The atheist's anti-God message alongside a life-sized nativity display in a park overlooking the beach ignited a debate that burned brighter than any Christmas candle.
Santa Monica officials snuffed the city's holiday tradition this year rather than referee the religious rumble, prompting churches that have set up a 14-scene Christian diorama for decades to sue over freedom of speech violations. Their attorney will ask a federal judge today to resurrect the depiction of Jesus' birth, while the city aims to eject the case.
"It's a sad, sad commentary on the attitudes of the day that a nearly 60-year-old Christmas tradition is now having to hunt for a home, something like our savior had to hunt for a place to be born because the world was not interested," said Hunter Jameson, head of the nonprofit Santa Monica Nativity Scene Committee that is suing.
In 2011, Vix recruited 10 others to inundate the city with applications for tongue-in-cheek displays such as an homage to the "Pastafarian religion," which would include an artistic representation of the great Flying Spaghetti Monster.
The secular coalition won 18 of 21 spaces. The two others went to the traditional Christmas displays and one to a Hanukkah display.
The atheists used half their spaces, displaying signs such as one that showed pictures of Poseidon, Jesus, Santa Claus and the devil and said: "37 million Americans know myths when they see them.
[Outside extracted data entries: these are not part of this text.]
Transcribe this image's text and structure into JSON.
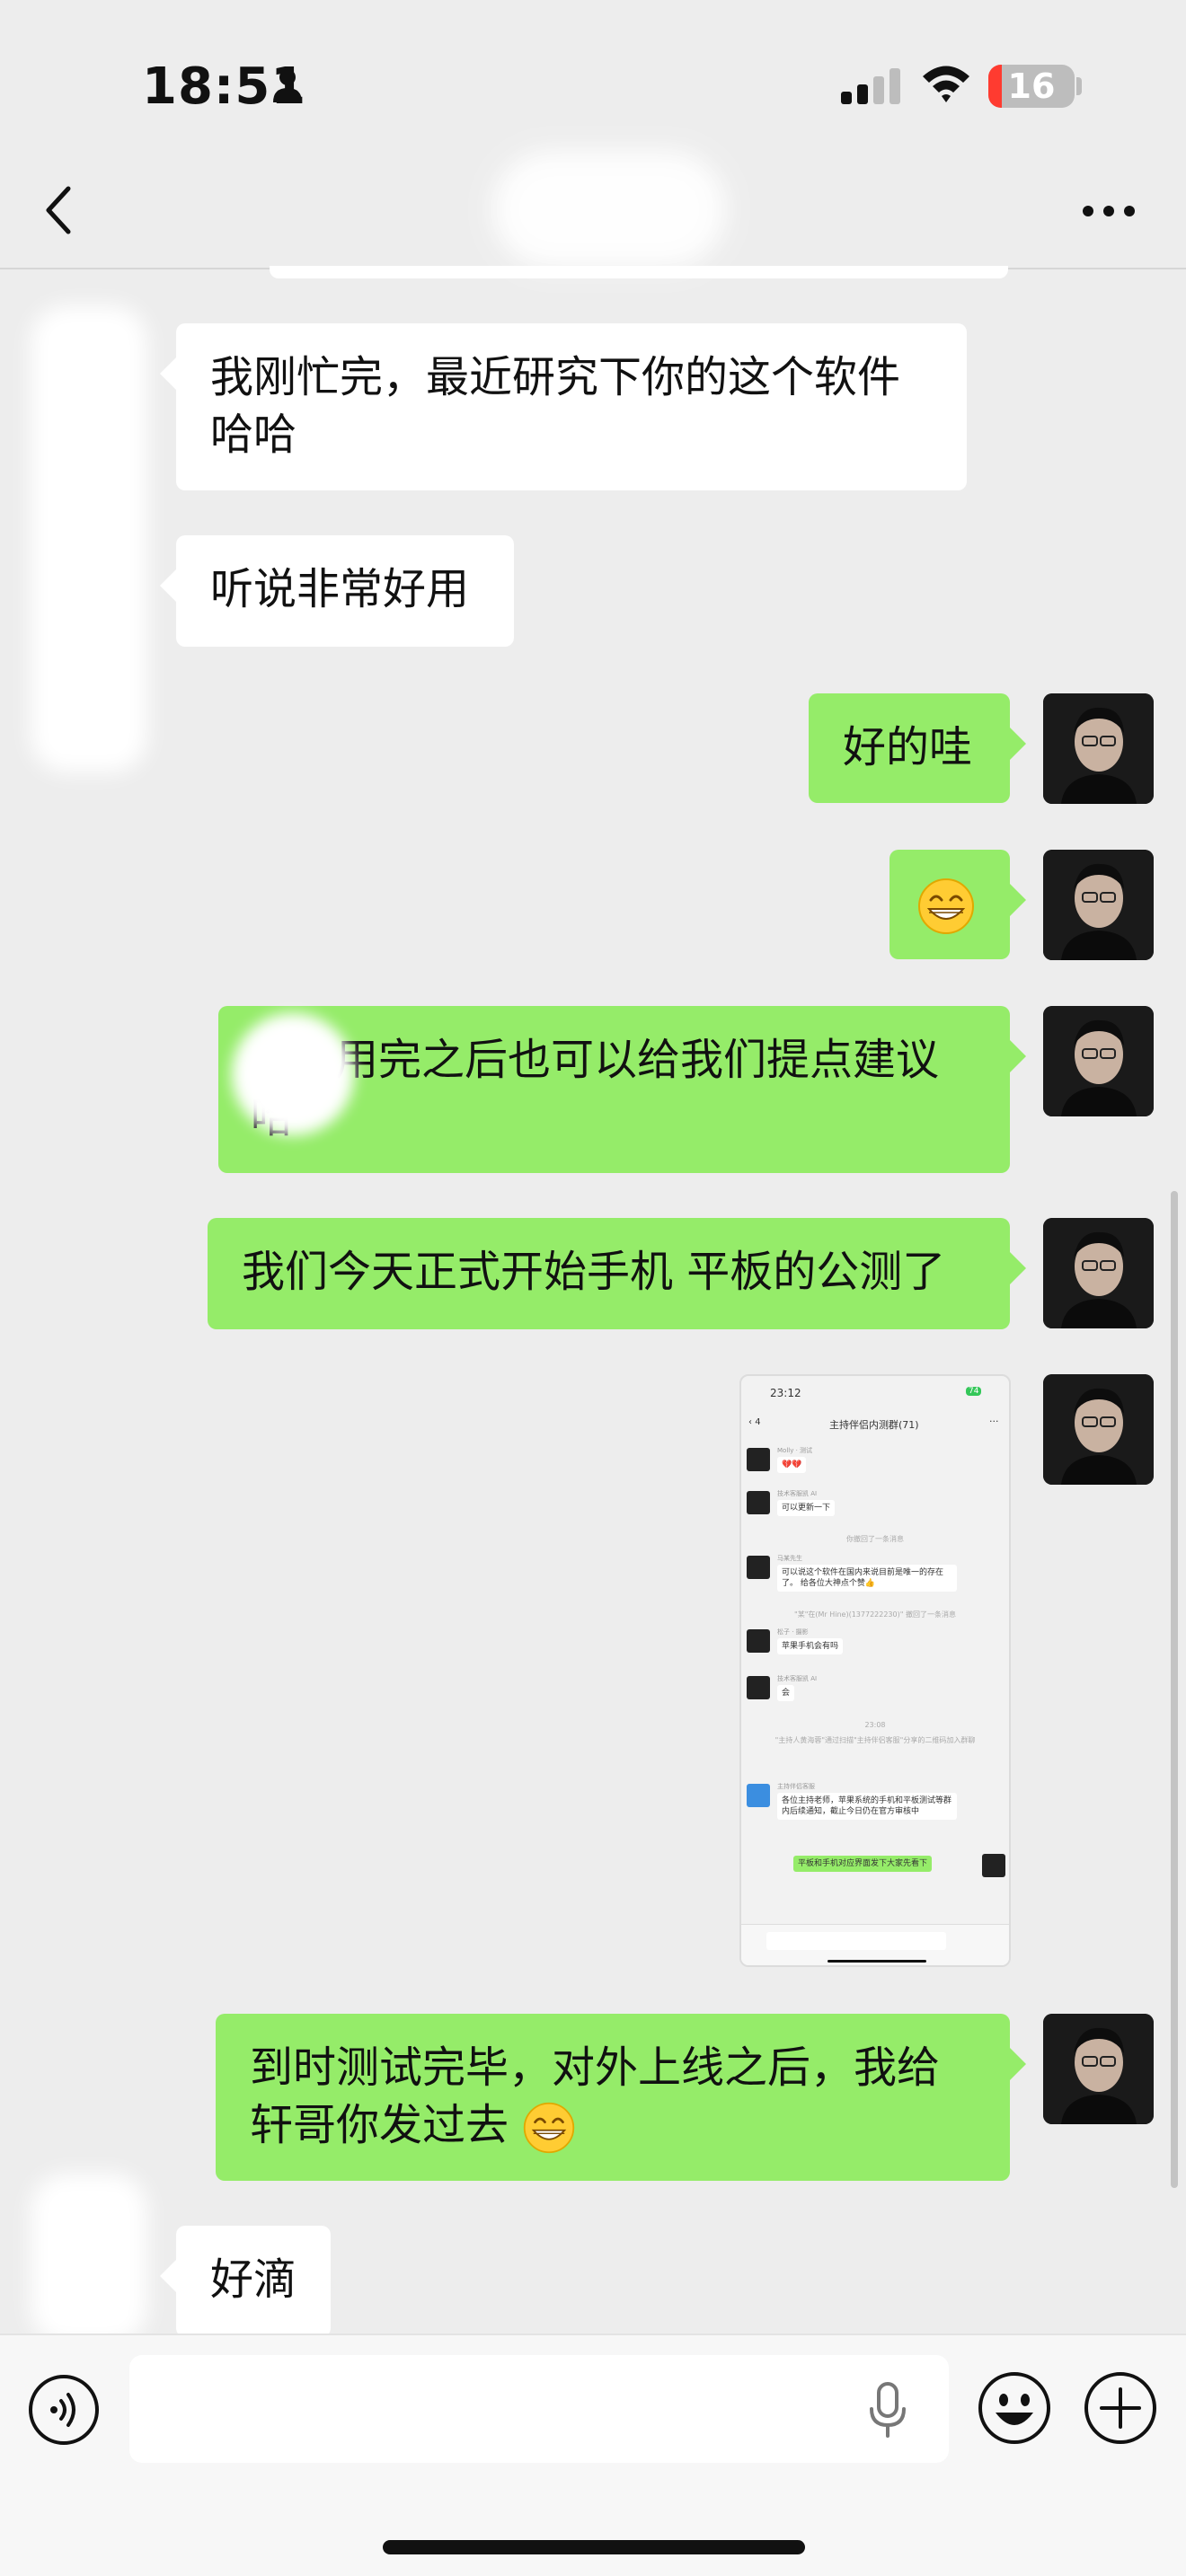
{
  "status_bar": {
    "time": "18:51",
    "battery": "16",
    "battery_level_percent": 16
  },
  "nav": {
    "back": "back-icon",
    "more": "more-icon"
  },
  "messages": [
    {
      "from": "other",
      "text_lines": [
        "我刚忙完，最近研究下你的这个软件",
        "哈哈"
      ]
    },
    {
      "from": "other",
      "text": "听说非常好用"
    },
    {
      "from": "me",
      "text": "好的哇"
    },
    {
      "from": "me",
      "emoji": "grinning-face-emoji"
    },
    {
      "from": "me",
      "text_lines": [
        "用完之后也可以给我们提点建议",
        "哈"
      ]
    },
    {
      "from": "me",
      "text": "我们今天正式开始手机 平板的公测了"
    },
    {
      "from": "me",
      "image": "screenshot"
    },
    {
      "from": "me",
      "text_lines": [
        "到时测试完毕，对外上线之后，我给",
        "轩哥你发过去"
      ],
      "emoji": "grinning-face-emoji"
    },
    {
      "from": "other",
      "text": "好滴"
    }
  ],
  "screenshot": {
    "time": "23:12",
    "battery": "74",
    "title": "主持伴侣内测群(71)",
    "back_count": "4",
    "items": [
      {
        "name": "Molly · 测试",
        "text": "💔💔"
      },
      {
        "name": "技术客服凯 AI",
        "text": "可以更新一下"
      },
      {
        "system": "你撤回了一条消息"
      },
      {
        "name": "马某先生",
        "text": "可以说这个软件在国内来说目前是唯一的存在了。 给各位大神点个赞👍"
      },
      {
        "system": "\"某\"在(Mr Hine)(1377222230)\" 撤回了一条消息"
      },
      {
        "name": "松子 · 摄影",
        "text": "苹果手机会有吗"
      },
      {
        "name": "技术客服凯 AI",
        "text": "会"
      },
      {
        "system": "23:08"
      },
      {
        "system": "\"主持人黄海蓉\"通过扫描\"主持伴侣客服\"分享的二维码加入群聊"
      },
      {
        "name": "主持伴侣客服",
        "text": "各位主持老师，苹果系统的手机和平板测试等群内后续通知，截止今日仍在官方审核中"
      },
      {
        "text": "平板和手机对应界面发下大家先看下",
        "mine": true
      }
    ]
  }
}
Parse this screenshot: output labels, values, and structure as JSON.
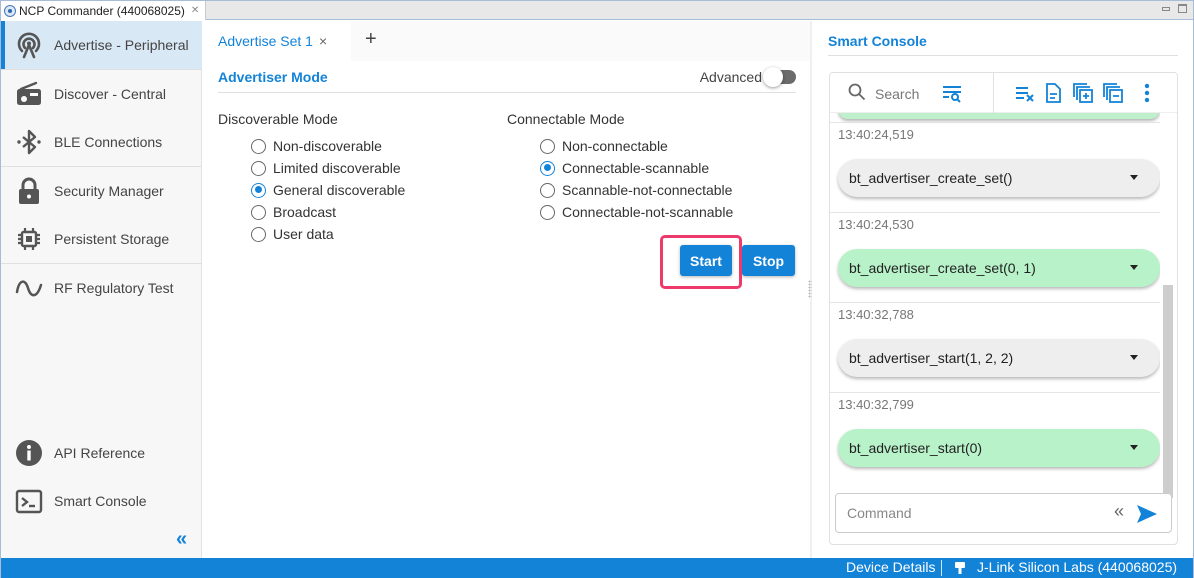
{
  "window": {
    "view_tab_title": "NCP Commander (440068025)"
  },
  "sidebar": {
    "items": [
      {
        "label": "Advertise - Peripheral",
        "icon": "broadcast-icon",
        "active": true
      },
      {
        "label": "Discover - Central",
        "icon": "radio-icon"
      },
      {
        "label": "BLE Connections",
        "icon": "bluetooth-icon"
      },
      {
        "label": "Security Manager",
        "icon": "lock-icon"
      },
      {
        "label": "Persistent Storage",
        "icon": "chip-icon"
      },
      {
        "label": "RF Regulatory Test",
        "icon": "sine-wave-icon"
      }
    ],
    "bottom_items": [
      {
        "label": "API Reference",
        "icon": "info-icon"
      },
      {
        "label": "Smart Console",
        "icon": "terminal-icon"
      }
    ],
    "collapse_glyph": "«"
  },
  "main": {
    "tabs": [
      {
        "label": "Advertise Set 1",
        "close": "×"
      }
    ],
    "add_tab": "+",
    "section_title": "Advertiser Mode",
    "advanced_label": "Advanced",
    "advanced_enabled": false,
    "discoverable": {
      "label": "Discoverable Mode",
      "options": [
        "Non-discoverable",
        "Limited discoverable",
        "General discoverable",
        "Broadcast",
        "User data"
      ],
      "selected": "General discoverable"
    },
    "connectable": {
      "label": "Connectable Mode",
      "options": [
        "Non-connectable",
        "Connectable-scannable",
        "Scannable-not-connectable",
        "Connectable-not-scannable"
      ],
      "selected": "Connectable-scannable"
    },
    "start_label": "Start",
    "stop_label": "Stop"
  },
  "console": {
    "title": "Smart Console",
    "search_placeholder": "Search",
    "entries": [
      {
        "timestamp": "13:40:24,519",
        "text": "bt_advertiser_create_set()",
        "kind": "command"
      },
      {
        "timestamp": "13:40:24,530",
        "text": "bt_advertiser_create_set(0, 1)",
        "kind": "response"
      },
      {
        "timestamp": "13:40:32,788",
        "text": "bt_advertiser_start(1, 2, 2)",
        "kind": "command"
      },
      {
        "timestamp": "13:40:32,799",
        "text": "bt_advertiser_start(0)",
        "kind": "response"
      }
    ],
    "command_placeholder": "Command",
    "history_glyph": "«"
  },
  "statusbar": {
    "device_details": "Device Details",
    "device": "J-Link Silicon Labs (440068025)"
  },
  "colors": {
    "accent": "#1383d8",
    "response_bg": "#b8f2c9",
    "command_bg": "#eeeeee",
    "highlight": "#ee3a6a"
  }
}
What myths do you see?"
Most of the signs were vandalized, and in the ensuing uproar, the city effectively ended a tradition that began in 1953 and earned Santa Monica one of its nicknames, the City of the Christmas Story.
The Santa Monica Nativity Scenes Committee argues in its lawsuit that atheists have the right to protest, but that freedom doesn't trump the Christians' right to free speech.
The city doesn't prohibit churches from caroling in the park, handing out literature or even staging a play about the birth of Jesus and churches can always set up a nativity on private land, Deputy City Attorney Jeanette Schachtner said in an email.
The decision to ban the displays also saves the city, which had administered the cumbersome lottery process used to award booths, both time and money while preserving the park's aesthetics, she said.